The sociotechnical structure guiding the artificial intelligence (AI) video creation.
Options for the video to be created are provided, as are options for editing once the video has been produced. In spite of the many options provided, we felt that this platform and this process positioned us as a distant master (a notable contrast to the collaborative partnership we experienced with ChatGPT). As a result, we felt disconnected from the composing process, passive and disempowered: The entire interface is premised on the notion that you want to assign the whole video production task to a team that will take care of it for you. As a result, using this tool relieves you of the (productive) burden of creating any part of the video. To do the job in what we would think of as an active way, you need to work around the tools. Put differently, the student becomes passive with respect to the multimodal design or much of it. (Collaborative FN, Pos91)

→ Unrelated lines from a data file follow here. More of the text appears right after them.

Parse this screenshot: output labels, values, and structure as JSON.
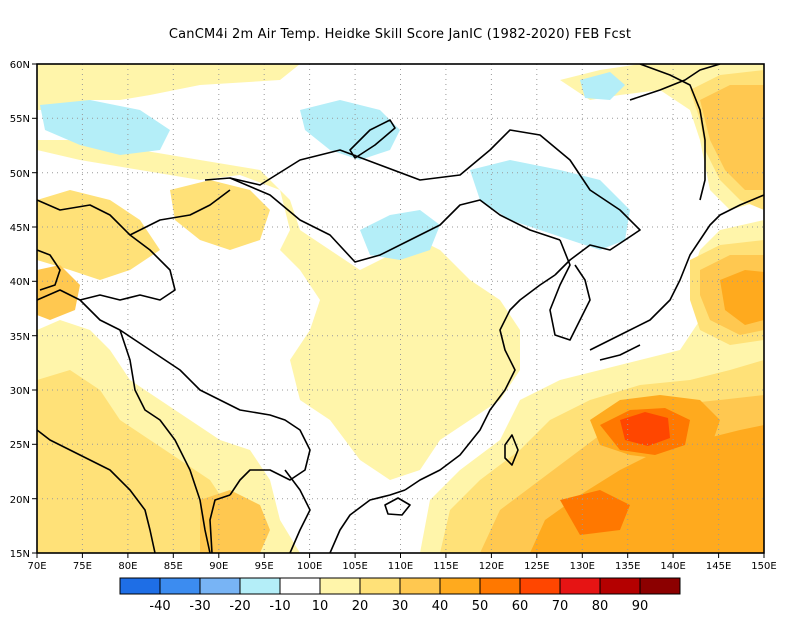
{
  "title": "CanCM4i  2m Air Temp. Heidke Skill Score JanIC (1982-2020) FEB Fcst",
  "axes": {
    "x_ticks": [
      "70E",
      "75E",
      "80E",
      "85E",
      "90E",
      "95E",
      "100E",
      "105E",
      "110E",
      "115E",
      "120E",
      "125E",
      "130E",
      "135E",
      "140E",
      "145E",
      "150E"
    ],
    "y_ticks": [
      "60N",
      "55N",
      "50N",
      "45N",
      "40N",
      "35N",
      "30N",
      "25N",
      "20N",
      "15N"
    ]
  },
  "colorbar": {
    "colors": [
      "#1e6ee6",
      "#3c8cf0",
      "#78b4f5",
      "#b4eef8",
      "#ffffff",
      "#fff5aa",
      "#ffe178",
      "#ffc850",
      "#ffaa1e",
      "#ff7800",
      "#ff4600",
      "#e61414",
      "#b40000",
      "#8c0000"
    ],
    "labels": [
      "-40",
      "-30",
      "-20",
      "-10",
      "10",
      "20",
      "30",
      "40",
      "50",
      "60",
      "70",
      "80",
      "90"
    ]
  },
  "colors": {
    "light_yellow": "#fff5aa",
    "yellow": "#ffe178",
    "light_orange": "#ffc850",
    "orange": "#ffaa1e",
    "dark_orange": "#ff7800",
    "red_orange": "#ff4600",
    "light_blue": "#b4eef8"
  }
}
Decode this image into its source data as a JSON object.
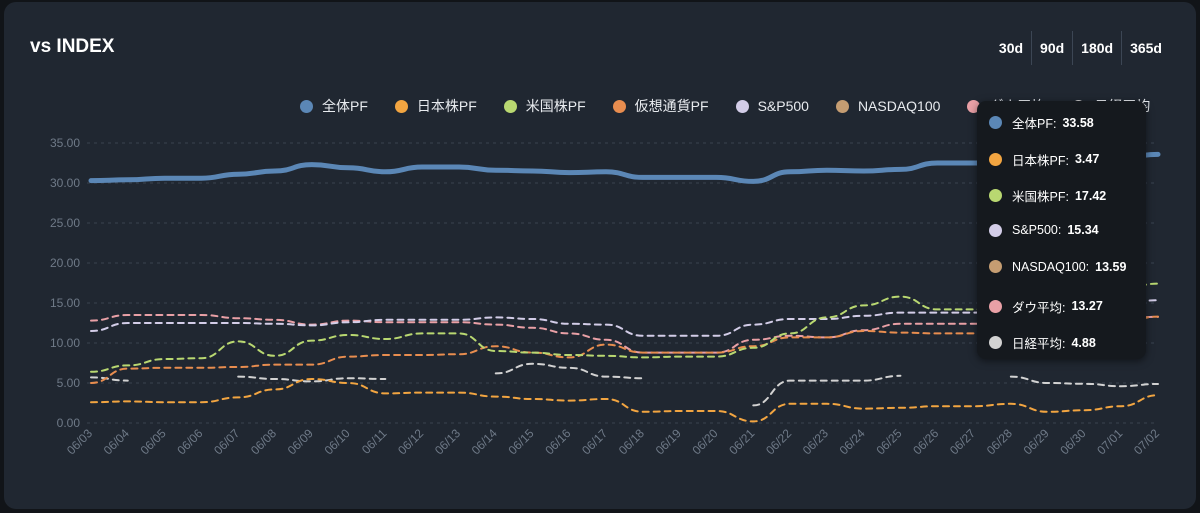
{
  "header": {
    "title": "vs INDEX"
  },
  "range_buttons": [
    "30d",
    "90d",
    "180d",
    "365d"
  ],
  "colors": {
    "card": "#202731",
    "grid": "#3a4350",
    "axis_text": "#6f7a88",
    "tooltip_bg": "#15191e"
  },
  "chart_data": {
    "type": "line",
    "title": "vs INDEX",
    "ylim": [
      0,
      35
    ],
    "yticks": [
      "0.00",
      "5.00",
      "10.00",
      "15.00",
      "20.00",
      "25.00",
      "30.00",
      "35.00"
    ],
    "grid": "horizontal dashed",
    "legend_position": "top-right",
    "categories": [
      "06/03",
      "06/04",
      "06/05",
      "06/06",
      "06/07",
      "06/08",
      "06/09",
      "06/10",
      "06/11",
      "06/12",
      "06/13",
      "06/14",
      "06/15",
      "06/16",
      "06/17",
      "06/18",
      "06/19",
      "06/20",
      "06/21",
      "06/22",
      "06/23",
      "06/24",
      "06/25",
      "06/26",
      "06/27",
      "06/28",
      "06/29",
      "06/30",
      "07/01",
      "07/02"
    ],
    "series": [
      {
        "name": "全体PF",
        "color": "#5b87b6",
        "style": "solid",
        "values": [
          30.3,
          30.4,
          30.6,
          30.6,
          31.1,
          31.5,
          32.3,
          31.9,
          31.4,
          32.0,
          32.0,
          31.6,
          31.5,
          31.3,
          31.4,
          30.7,
          30.7,
          30.7,
          30.2,
          31.4,
          31.6,
          31.5,
          31.7,
          32.5,
          32.5,
          32.5,
          32.6,
          32.8,
          33.2,
          33.58
        ]
      },
      {
        "name": "日本株PF",
        "color": "#f2a541",
        "style": "dashed",
        "values": [
          2.6,
          2.7,
          2.6,
          2.6,
          3.2,
          4.2,
          5.5,
          5.0,
          3.7,
          3.8,
          3.8,
          3.3,
          3.0,
          2.8,
          3.0,
          1.4,
          1.5,
          1.5,
          0.2,
          2.4,
          2.4,
          1.8,
          1.9,
          2.1,
          2.1,
          2.4,
          1.4,
          1.6,
          2.1,
          3.47
        ]
      },
      {
        "name": "米国株PF",
        "color": "#b9d871",
        "style": "dashed",
        "values": [
          6.4,
          7.2,
          8.0,
          8.1,
          10.2,
          8.4,
          10.3,
          11.0,
          10.5,
          11.2,
          11.2,
          9.0,
          8.8,
          8.5,
          8.4,
          8.2,
          8.3,
          8.3,
          9.4,
          11.2,
          13.2,
          14.7,
          15.8,
          14.2,
          14.2,
          14.5,
          15.2,
          16.0,
          16.8,
          17.42
        ]
      },
      {
        "name": "仮想通貨PF",
        "color": "#e88d4f",
        "style": "dashed",
        "values": [
          5.0,
          6.8,
          6.9,
          6.9,
          7.0,
          7.3,
          7.3,
          8.3,
          8.5,
          8.5,
          8.6,
          9.6,
          8.8,
          8.2,
          9.8,
          8.8,
          8.8,
          8.8,
          9.6,
          10.7,
          10.7,
          11.5,
          11.3,
          11.2,
          11.2,
          11.3,
          11.6,
          12.0,
          12.5,
          13.3
        ]
      },
      {
        "name": "S&P500",
        "color": "#d3cde8",
        "style": "dashed",
        "values": [
          11.5,
          12.5,
          12.5,
          12.5,
          12.5,
          12.4,
          12.2,
          12.6,
          12.9,
          12.9,
          12.9,
          13.2,
          13.0,
          12.4,
          12.3,
          10.9,
          10.9,
          10.9,
          12.3,
          13.0,
          13.0,
          13.4,
          13.8,
          13.8,
          13.8,
          14.0,
          14.3,
          14.6,
          15.0,
          15.34
        ]
      },
      {
        "name": "NASDAQ100",
        "color": "#c59d72",
        "style": "dashed",
        "values": [
          null,
          null,
          null,
          null,
          null,
          null,
          null,
          null,
          null,
          null,
          null,
          null,
          null,
          null,
          null,
          null,
          null,
          null,
          null,
          null,
          null,
          null,
          null,
          null,
          null,
          null,
          null,
          null,
          null,
          13.59
        ]
      },
      {
        "name": "ダウ平均",
        "color": "#e9a0a6",
        "style": "dashed",
        "values": [
          12.8,
          13.5,
          13.5,
          13.5,
          13.1,
          12.9,
          12.3,
          12.8,
          12.6,
          12.6,
          12.6,
          12.3,
          11.9,
          11.2,
          10.4,
          8.8,
          8.8,
          8.8,
          10.4,
          10.9,
          10.7,
          11.6,
          12.4,
          12.4,
          12.4,
          12.5,
          12.7,
          12.9,
          13.1,
          13.27
        ]
      },
      {
        "name": "日経平均",
        "color": "#d2d2d2",
        "style": "dashed",
        "values": [
          5.7,
          5.3,
          null,
          null,
          5.8,
          5.5,
          5.2,
          5.6,
          5.5,
          null,
          null,
          6.2,
          7.4,
          6.9,
          5.8,
          5.6,
          null,
          null,
          2.2,
          5.3,
          5.3,
          5.3,
          5.9,
          null,
          null,
          5.8,
          5.0,
          4.9,
          4.6,
          4.88
        ]
      }
    ],
    "tooltip": [
      {
        "label": "全体PF:",
        "value": "33.58",
        "color": "#5b87b6"
      },
      {
        "label": "日本株PF:",
        "value": "3.47",
        "color": "#f2a541"
      },
      {
        "label": "米国株PF:",
        "value": "17.42",
        "color": "#b9d871"
      },
      {
        "label": "S&P500:",
        "value": "15.34",
        "color": "#d3cde8"
      },
      {
        "label": "NASDAQ100:",
        "value": "13.59",
        "color": "#c59d72"
      },
      {
        "label": "ダウ平均:",
        "value": "13.27",
        "color": "#e9a0a6"
      },
      {
        "label": "日経平均:",
        "value": "4.88",
        "color": "#d2d2d2"
      }
    ]
  }
}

In addition, the tools seemed to us to be designed for particular kinds of videos and not others. As mentioned earlier, there were a lot of constraints in terms of adding our own voice recording, adding our own footage, and creating a dialogue with, for example, two AI-generated voices interacting with one another (at one stage, our script called for this). What we were able to do was combine the script that we provided with a range of b-roll footage (supplemental footage that complements the main shot and narration), always accompanied by a soundtrack, in more or less effective ways (see below). Although there was an editing option, this was limited, in the free version of InVideo at least. There was also the option of changing the b-roll generated by performing another search, but the extent of customization was still limited to what was available on the Internet. Furthermore, we noted that the kinds of modifications possible seemed to presuppose a particular kind of ideal video output. For example, in the editor, visuals are divided into segments that can be modified but only in limited ways: ‘It is not possible to fully regulate length – segments will be cut off after 5–8 seconds. For us, this indicates an assumption about what makes a good video – i.e. a good video is one with lots of visual variety’ (Collaborative FN, Pos65). Similarly, while automatically generated text on screen titles can be modified, this is similarly constrained: The duration of titles is very short. If you want a longer title then it will appear quickly and disappear and be impossible to read. For us, this reveals a kind of assumption about titles or text overlays – that they ought to be short. All of this is in the context of trends like short video production, where social media content is becoming shorter and this brevity is valued. (Collaborative FN, Pos66)
Although the default design of the platform was to offer convenience and to ‘take over’ the entire production process, such a design was (unexpectedly) seen as a constraint in the DMC process.
5.4. Modal Interactions: Process and Product
When engaging with ChatGPT to develop ideas and a script for a documentary, the chatbot provided suggestions on music and visuals: for example, that we use ‘captivating music’ or ‘inspire viewers with a montage’. In producing scripts, our prompt specified that visual direction should be provided. The following example of output shows how ChatGPT was able to make suggestions for coherent multimodal ensembles (even though there seemed to be an unusual preference for close-up shots, an option that was suggested very frequently): ChatGPT: Script for Opening Sequence: [Scene 1: Close-up shot of a person, eyes closed, swaying to music, with a look of pure joy] Person: When music takes hold, my body responds, moving to its rhythm, becoming one with the beat. (ChatGPT log)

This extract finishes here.